A spokesperson for the select committee declined to comment about what else such a line of inquiry might involve. But a subpoena to Giuliani, the lead Trump lawyer at the Willard, is understood to be in the offing, according to a source familiar with the matter.
However, seems that the night before the Capitol attack, Trump called the lawyers and non-lawyers at the Willard separately, because Giuliani did not want to have non-lawyers participate on sensitive calls and jeopardize claims to attorney-client privilege.
It was not clear whether Giulaini might invoke attorney-client privilege as a way to escape cooperating with the investigation in the event of a subpoena, but Congressman Jamie Raskin, a member of the select committee, noted the protection does not confer broad immunity.
“The attorney-client privilege does not operate to shield participants in a crime from an investigation into a crime,” Raskin said. “If it did, then all you would have to do to rob a bank is bring a lawyer with you, and be asking for advice along the way.”
Plus, Trump made several calls the day before the Capitol attack from both the White House residence, his preferred place to work, as well as the West Wing, but it was not certain from which location he phoned his top lieutenants at the Willard.
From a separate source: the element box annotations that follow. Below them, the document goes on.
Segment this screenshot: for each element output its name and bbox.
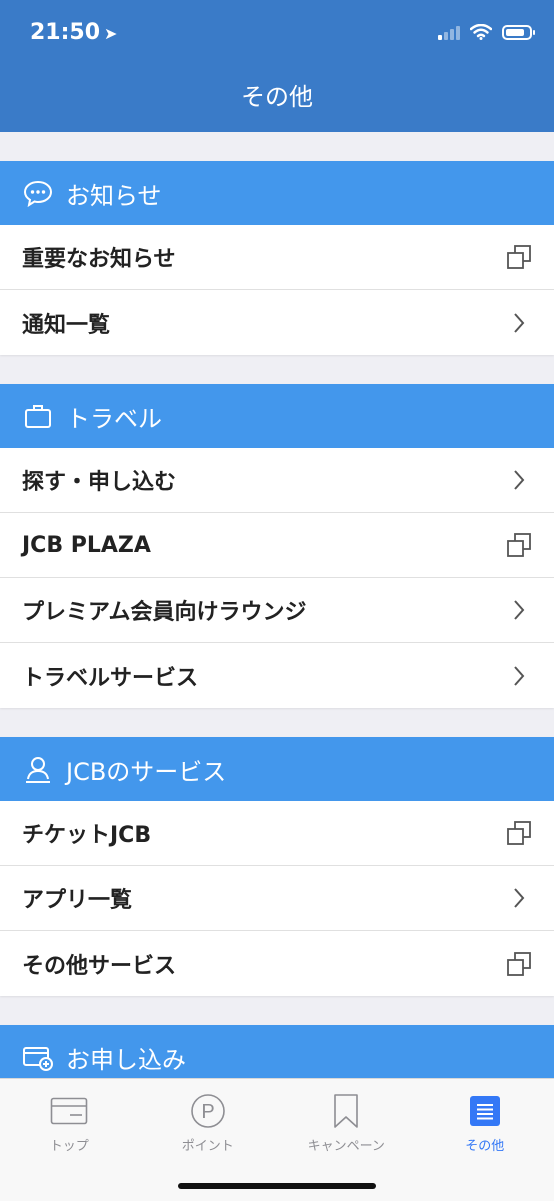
wifi-icon — [470, 24, 492, 40]
tab-label: キャンペーン — [308, 1135, 385, 1154]
menu-item-label: プレミアム会員向けラウンジ — [22, 594, 306, 626]
section-title: お申し込み — [66, 1040, 186, 1075]
tab-label: その他 — [465, 1135, 504, 1154]
menu-item-important-notices[interactable]: 重要なお知らせ — [0, 225, 554, 290]
chat-bubble-icon — [22, 177, 54, 209]
section-title: トラベル — [66, 399, 162, 434]
status-time: 21:50➤ — [30, 20, 117, 45]
menu-item-ticket-jcb[interactable]: チケットJCB — [0, 801, 554, 866]
tab-top[interactable]: トップ — [0, 1079, 139, 1161]
chevron-right-icon — [506, 467, 532, 493]
person-icon — [22, 753, 54, 785]
section-jcb-services: JCBのサービス チケットJCB アプリ一覧 その他サービス — [0, 737, 554, 996]
menu-list-icon — [469, 1091, 501, 1131]
menu-item-notification-list[interactable]: 通知一覧 — [0, 290, 554, 355]
page-title: その他 — [0, 70, 554, 124]
home-indicator — [178, 1183, 376, 1189]
external-window-icon — [506, 532, 532, 558]
menu-item-label: その他サービス — [22, 948, 176, 980]
section-travel: トラベル 探す・申し込む JCB PLAZA プレミアム会員向けラウンジ トラベ… — [0, 384, 554, 708]
tab-other[interactable]: その他 — [416, 1079, 554, 1161]
section-header-notices: お知らせ — [0, 161, 554, 225]
menu-item-label: チケットJCB — [22, 817, 151, 849]
menu-item-label: 探す・申し込む — [22, 464, 176, 496]
nav-bar: その他 — [0, 70, 554, 132]
menu-item-app-list[interactable]: アプリ一覧 — [0, 866, 554, 931]
external-window-icon — [506, 820, 532, 846]
status-bar: 21:50➤ — [0, 0, 554, 70]
menu-item-label: JCB PLAZA — [22, 533, 151, 558]
chevron-right-icon — [506, 310, 532, 336]
bookmark-icon — [333, 1091, 359, 1131]
external-window-icon — [506, 951, 532, 977]
menu-item-label: 重要なお知らせ — [22, 241, 176, 273]
section-header-jcb-services: JCBのサービス — [0, 737, 554, 801]
external-window-icon — [506, 244, 532, 270]
section-header-travel: トラベル — [0, 384, 554, 448]
menu-item-jcb-plaza[interactable]: JCB PLAZA — [0, 513, 554, 578]
chevron-right-icon — [506, 597, 532, 623]
point-icon: P — [190, 1091, 226, 1131]
menu-item-premium-lounge[interactable]: プレミアム会員向けラウンジ — [0, 578, 554, 643]
menu-item-label: トラベルサービス — [22, 660, 198, 692]
menu-item-search-apply[interactable]: 探す・申し込む — [0, 448, 554, 513]
menu-content: お知らせ 重要なお知らせ 通知一覧 トラベル 探す・申し込む — [0, 132, 554, 1089]
location-arrow-icon: ➤ — [104, 24, 117, 43]
section-title: お知らせ — [66, 176, 162, 211]
tab-label: ポイント — [182, 1135, 234, 1154]
section-notices: お知らせ 重要なお知らせ 通知一覧 — [0, 161, 554, 355]
tab-label: トップ — [50, 1135, 89, 1154]
card-icon — [50, 1091, 88, 1131]
tab-bar: トップ P ポイント キャンペーン その他 — [0, 1078, 554, 1201]
chevron-right-icon — [506, 663, 532, 689]
signal-icon — [438, 24, 460, 40]
svg-text:P: P — [201, 1101, 214, 1123]
menu-item-other-services[interactable]: その他サービス — [0, 931, 554, 996]
menu-item-label: 通知一覧 — [22, 307, 110, 339]
card-add-icon — [22, 1041, 54, 1073]
chevron-right-icon — [506, 885, 532, 911]
section-title: JCBのサービス — [66, 752, 226, 787]
tab-points[interactable]: P ポイント — [139, 1079, 278, 1161]
suitcase-icon — [22, 400, 54, 432]
tab-campaign[interactable]: キャンペーン — [277, 1079, 416, 1161]
status-icons — [438, 24, 532, 40]
status-time-text: 21:50 — [30, 20, 100, 45]
menu-item-label: アプリ一覧 — [22, 882, 132, 914]
battery-icon — [502, 25, 532, 40]
menu-item-travel-service[interactable]: トラベルサービス — [0, 643, 554, 708]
The distinction is significant, as phone calls placed from the White House residence, even from a landline desk phone, are not automatically
memorialized in records sent to the National Archives after the end of an administration.
That means even if the select committee succeeds in its litigation to pry free Trump’s call detail records from the National Archives, without testimony from people with knowledge of what was said, House investigators might only learn the target and time of the calls.